On Dec. 30, Indian officials criticized China’s Ministry of Civil Affairs for inventing new names for 15 sites in the disputed Himalayan border region.
On Friday, China renamed 15 more locations in Arunachal Pradesh, India’s northeastern state, alleging that Tibet’s southern part is an “inherent part” of its territory.
After that, India strongly rejected China’s move, saying such actions would not change the region’s status as an integral part of the country.
External Affairs Ministry spokesperson Arindam Bagchi said, “We have seen such. This is not the first time China has attempted such a renaming of places in the state of Arunachal Pradesh. China had also sought to assign such names in April 2017.”
Bagchi later added: “Arunachal Pradesh has always been, and will always be an integral part of India. Assigning invented names to places in Arunachal Pradesh does not alter this fact.”
The statement came after China standardized new names in Chinese for residential areas, rivers, and mountains in the Southern Tibet region.
China previously gave six Chinese names to six areas in Arunachal Pradesh in 2017 and sparked a fierce diplomatic response from India.
In response to the new naming of 15 Himalayan locations, Chinese Foreign Ministry spokesman Zhao Lijian stated that Tibet’s southern territory belongs to the Tibetan Autonomous Region of China and has always been part of China’s inherent territory.
In 1951, China claimed control of Tibet and much of the land bordering India, as Newsnpr reported. However, China’s claims to the land south of the Tibetan Plateau are rejected by India.
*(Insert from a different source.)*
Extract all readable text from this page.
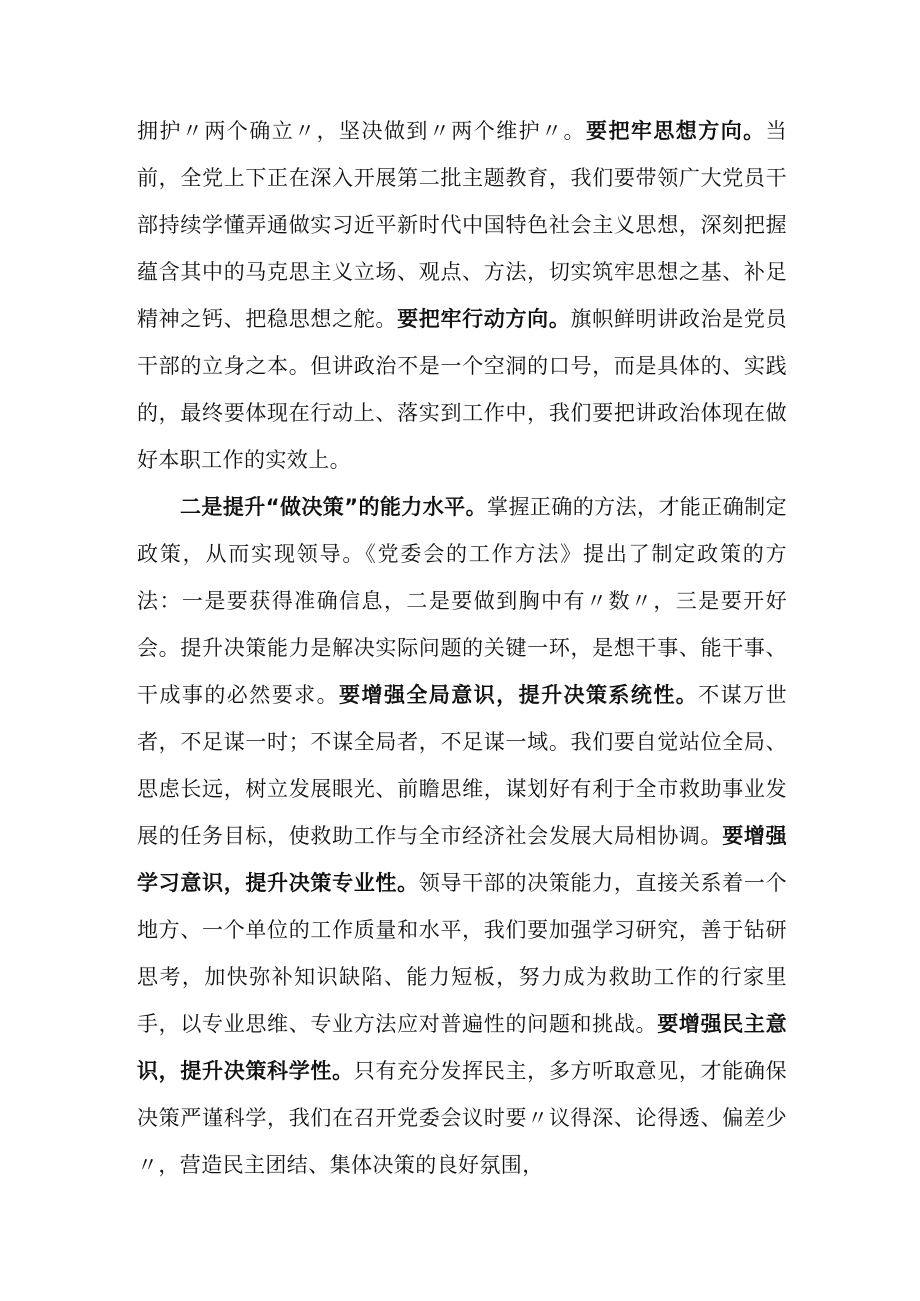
拥护〃两个确立〃，坚决做到〃两个维护〃。要把牢思想方向。当前，全党上下正在深入开展第二批主题教育，我们要带领广大党员干部持续学懂弄通做实习近平新时代中国特色社会主义思想，深刻把握蕴含其中的马克思主义立场、观点、方法，切实筑牢思想之基、补足精神之钙、把稳思想之舵。要把牢行动方向。旗帜鲜明讲政治是党员干部的立身之本。但讲政治不是一个空洞的口号，而是具体的、实践的，最终要体现在行动上、落实到工作中，我们要把讲政治体现在做好本职工作的实效上。

二是提升“做决策”的能力水平。掌握正确的方法，才能正确制定政策，从而实现领导。《党委会的工作方法》提出了制定政策的方法：一是要获得准确信息，二是要做到胸中有〃数〃，三是要开好会。提升决策能力是解决实际问题的关键一环，是想干事、能干事、干成事的必然要求。要增强全局意识，提升决策系统性。不谋万世者，不足谋一时；不谋全局者，不足谋一域。我们要自觉站位全局、思虑长远，树立发展眼光、前瞻思维，谋划好有利于全市救助事业发展的任务目标，使救助工作与全市经济社会发展大局相协调。要增强学习意识，提升决策专业性。领导干部的决策能力，直接关系着一个地方、一个单位的工作质量和水平，我们要加强学习研究，善于钻研思考，加快弥补知识缺陷、能力短板，努力成为救助工作的行家里手，以专业思维、专业方法应对普遍性的问题和挑战。要增强民主意识，提升决策科学性。只有充分发挥民主，多方听取意见，才能确保决策严谨科学，我们在召开党委会议时要〃议得深、论得透、偏差少〃，营造民主团结、集体决策的良好氛围，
The Indian foreign ministry has repeatedly said that Arunachal Pradesh is “an integral part” of India.
In recent years, the India-China border dispute has escalated dangerously, culminating in a scuffle between soldiers of the two countries in June 2020 in a valley between Ladakh and Tibet, killing at least 20 Indian soldiers and 35 Chinese soldiers.
After efforts to negotiate military de-escalation in late 2020 and early 2021, border tensions between India and China resurfaced.
In October, China passed the Land Border Law, allowing its forces to use any means necessary to protect the territorial integrity and land border.
The Indian government then expressed its hope that China would not use this law to take unilateral actions to alter the status quo along their border.